I linfociti B sono noti soprattutto per la produzione di anticorpi, proteine speciali che si attaccano ai germi o ad altri invasori nocivi. Gli anticorpi agiscono come "etichette", marcando l'invasore in modo che altre cellule immunitarie sappiano come distruggerlo.
Oltre a produrre anticorpi, le cellule B:
Aiuta il sistema immunitario a ricordare le infezioni passate, consentendo all'organismo di reagire più rapidamente se la stessa infezione si ripresenta.
Collaborano con altre cellule immunitarie, come i linfociti T, per rafforzare e guidare la risposta immunitaria complessiva.
Questa capacità di combattere le infezioni e di fornire memoria a lungo termine è il motivo per cui i vaccini funzionano: stimolano le cellule B a produrre anticorpi e a ricordare l'infezione senza causare la malattia.
Le cellule B sono ampiamente distribuite in tutto il sistema immunitario. Si trovano in linfonodi, la milza, le tonsille e il midollo osseo.
Circolano anche nel flusso sanguigno e possono raggiungere i tessuti in cui è in corso l'infezione. Queste sedi offrono ai linfociti B le migliori possibilità di incontrare e rispondere agli invasori dannosi.
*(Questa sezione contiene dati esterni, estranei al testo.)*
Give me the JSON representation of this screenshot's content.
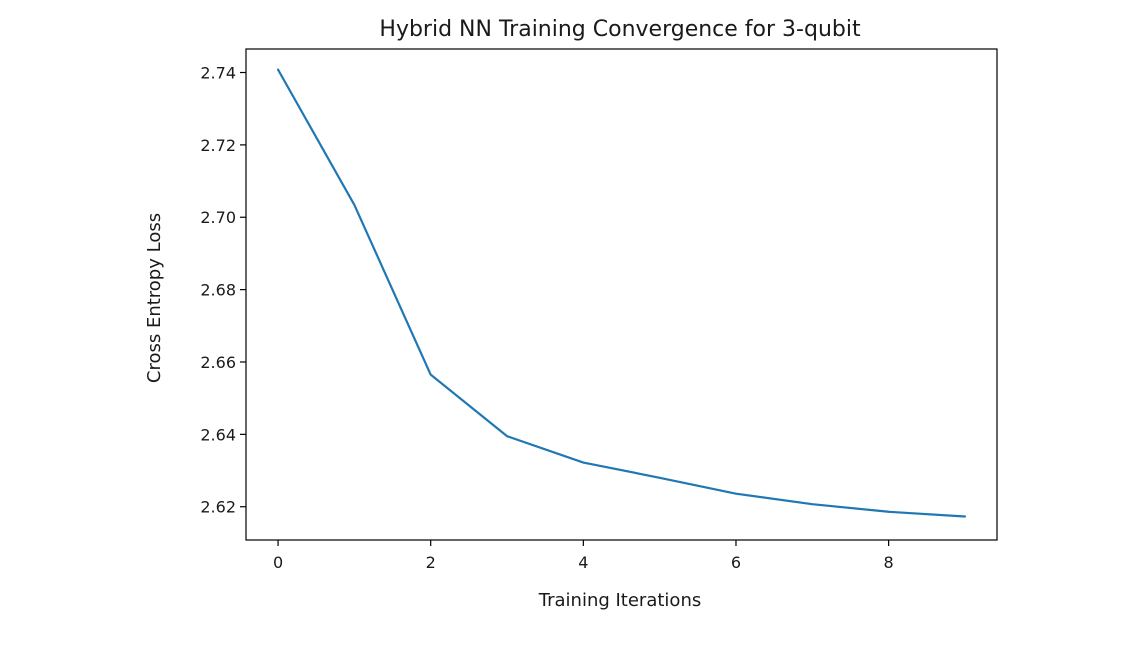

Quando i linfociti B crescono in modo incontrollato, possono formare tumori chiamati linfomi a cellule B o leucemie. Esempi comuni includono:
Questi tumori possono manifestarsi in linfonodi, midollo osseo, milza o altri tessuti. Il tipo di tumore a cellule B e la sua localizzazione guideranno le decisioni terapeutiche.
Al microscopio, le cellule B appaiono solitamente come piccole cellule rotonde con una colorazione scura. nucleo e un sottile bordo di colorazione più chiara citoplasma attorno ad esso. Poiché le cellule B possono apparire molto simili ad altre cellule immunitarie, patologi spesso utilizzano test speciali come immunoistochimica or citometria a flusso per identificare le proteine specifiche delle cellule B. Questi test aiutano a confermare che le cellule sono cellule B e possono anche fornire informazioni sulla loro natura normale o cancerosa.

Le cellule B sono spesso menzionate nei referti istologici quando i campioni di tessuto vengono esaminati per rilevare segni di infezione, infiammazione o cancro. Identificare la presenza di cellule B, il loro numero e se sono normali o anormali fornisce indizi importanti per la diagnosi. Ad esempio, la presenza di cellule B anomale può aiutare a diagnosticare un linfoma, mentre osservare un numero maggiore di cellule B normali può essere un segno di una risposta immunitaria all'infezione.
Perché nel mio referto patologico sono state menzionate le cellule B?
Le cellule B sono normali o mostrano segni di malattia?
Questi risultati potrebbero suggerire un linfoma, una leucemia o un'altra patologia immunitaria?
Sono stati eseguiti test speciali per identificare le cellule B?
In che modo questi risultati influenzano il mio trattamento o il mio piano di follow-up?